She looked at the cover again, and noticed an odd thing: there was no price on it. No bar code, either. She checked the back cover, curious about what such a magazine might cost, and winced at the picture there: a naked blonde strapped to what looked like a steel operating-room table. This one’s expression of terror looked about as real as a three-dollar bill, however, which was sort of comforting. And the portly man standing over her with what appeared to be a Ginsu knife just looked ridiculous in his armlets and leather underpants—more like an accountant than someone about to carve up the Bondage Bitch du jour.
Bob’s an accountant, her mind remarked.
A stupid thought launched from her brain’s all-too-large Stupid Zone. She pushed it away just as she pushed the remarkably unpleasant magazine back into the pile of catalogues after ascertaining that there was no price or bar code on the back, either. And as she shoved the cardboard box under the workbench—she had changed her mind about carting the catalogues back into the house—the answer to the no-price/no-bar-code mystery came to her. It was one of those magazines they sold in a plastic wrapper, with all the naughty bits covered. The price and the code had been on the wrapper, of course that was it, what else could it be? He had to’ve bought the goddarn thing somewhere, assuming he hadn’t fished it out of the trash.
Maybe he bought it over the Internet. There are probably sites that specialize in that sort of thing. Not to mention young women dressed up to look like twelve-year-olds.
“Never mind,” she said, and gave her head a single brisk nod. This was a done deal, a dead letter, a closed discussion. If she mentioned it on the phone when he called later tonight, or when he came home, he’d be embarrassed and defensive. He’d probably call her sexually na?ve, which she supposed she was, and accuse her of overreacting, which she was determined not to do. What she was determined to do was roll widdit, baby. A marriage was like a house under constant construction, each year seeing the completion of new rooms. A first-year marriage was a cottage; one that had gone on for twenty-seven years was a huge and rambling mansion. There were bound to be crannies and storage spaces, most of them dusty and abandoned, some containing a few unpleasant relics you would just as soon you hadn’t found. But that was no biggie. You either threw those relics out or took them to Goodwill.
She liked this thought (which had a conclusive feel) so well that she said it out loud: “No biggie.” And to prove it, she gave the cardboard box a hard two-handed shove, sending it all the way to the rear wall.
Where there was a clunk. What was that?
I don’t want to know, she told herself, and was pretty sure that thought wasn’t coming from the Stupid Zone but from the smart one. It was shadowy back there under the worktable, and there might be mice. Even a well-kept garage like this one could have mice, especially once cold weather came, and a scared mouse might bite.

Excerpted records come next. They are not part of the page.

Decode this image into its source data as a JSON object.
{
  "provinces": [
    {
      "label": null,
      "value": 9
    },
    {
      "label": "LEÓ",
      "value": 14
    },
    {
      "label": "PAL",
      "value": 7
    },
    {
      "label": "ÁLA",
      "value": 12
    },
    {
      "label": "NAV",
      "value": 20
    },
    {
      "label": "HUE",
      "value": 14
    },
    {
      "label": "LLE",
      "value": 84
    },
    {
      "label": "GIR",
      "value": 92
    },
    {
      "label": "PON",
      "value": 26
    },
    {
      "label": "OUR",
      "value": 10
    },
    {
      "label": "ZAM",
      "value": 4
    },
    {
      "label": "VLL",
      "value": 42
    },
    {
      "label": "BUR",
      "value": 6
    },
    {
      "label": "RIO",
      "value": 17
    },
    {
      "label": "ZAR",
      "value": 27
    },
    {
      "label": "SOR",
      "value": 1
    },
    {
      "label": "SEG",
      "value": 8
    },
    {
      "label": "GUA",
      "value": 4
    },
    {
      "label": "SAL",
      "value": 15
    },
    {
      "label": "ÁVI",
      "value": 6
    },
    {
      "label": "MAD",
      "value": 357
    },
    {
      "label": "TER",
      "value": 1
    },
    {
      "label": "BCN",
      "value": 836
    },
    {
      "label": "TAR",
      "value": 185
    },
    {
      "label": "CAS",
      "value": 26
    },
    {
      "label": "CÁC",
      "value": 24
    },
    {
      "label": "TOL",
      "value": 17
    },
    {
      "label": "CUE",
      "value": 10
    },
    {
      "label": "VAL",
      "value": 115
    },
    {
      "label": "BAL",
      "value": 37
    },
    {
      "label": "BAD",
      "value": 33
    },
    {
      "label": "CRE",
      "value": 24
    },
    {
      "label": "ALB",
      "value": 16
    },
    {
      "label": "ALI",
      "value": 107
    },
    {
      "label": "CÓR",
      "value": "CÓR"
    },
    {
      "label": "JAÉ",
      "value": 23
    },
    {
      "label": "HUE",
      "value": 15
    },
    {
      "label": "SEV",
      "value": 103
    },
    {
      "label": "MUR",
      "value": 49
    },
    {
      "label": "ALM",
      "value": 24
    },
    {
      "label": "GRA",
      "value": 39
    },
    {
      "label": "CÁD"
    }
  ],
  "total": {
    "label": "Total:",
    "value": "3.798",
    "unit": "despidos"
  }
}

Darcy stood up, brushed off the knees of her housecoat, and left the garage. Halfway across the breezeway, she heard the phone begin to ring.
She was back in the kitchen before the answering machine kicked in, but she waited. If it was Bob, she’d let the robot take it. She didn’t want to talk to him right this minute. He might hear something in her voice. He would assume she’d gone out to the corner store or maybe to Video Village and call back in an hour. In an hour, after her unpleasant discovery would have had a chance to settle a bit, she’d be fine and they could have a pleasant conversation.
But it wasn’t Bob, it was Donnie. “Oh, shoot, I really wanted to talk to you guys.”
She picked up the phone, leaned back against the counter, and said, “So talk. I was coming back from the garage.”
Donnie was bubbling over with news. He was living in Cleveland, Ohio, now, and after two years of thankless toiling in an entry-level position with the city’s largest ad firm, he and a friend had decided to strike out on their own. Bob had strongly advised against this, telling Donnie that Donnie and his partner would never get the start-up loan they needed to make it through the first year.
“Wake up,” he’d said after Darcy turned the phone over to him. In the early spring this had been, with the last bits of snow still lurking beneath the trees and bushes in the backyard. “You’re twenty-four, Donnie, and so’s your pal Ken. You two galoots can’t even get collision insurance on your cars for another year, just straight liability. No bank’s going to underwrite a seventy-thousand-dollar start-up, especially with the economy the way it is.”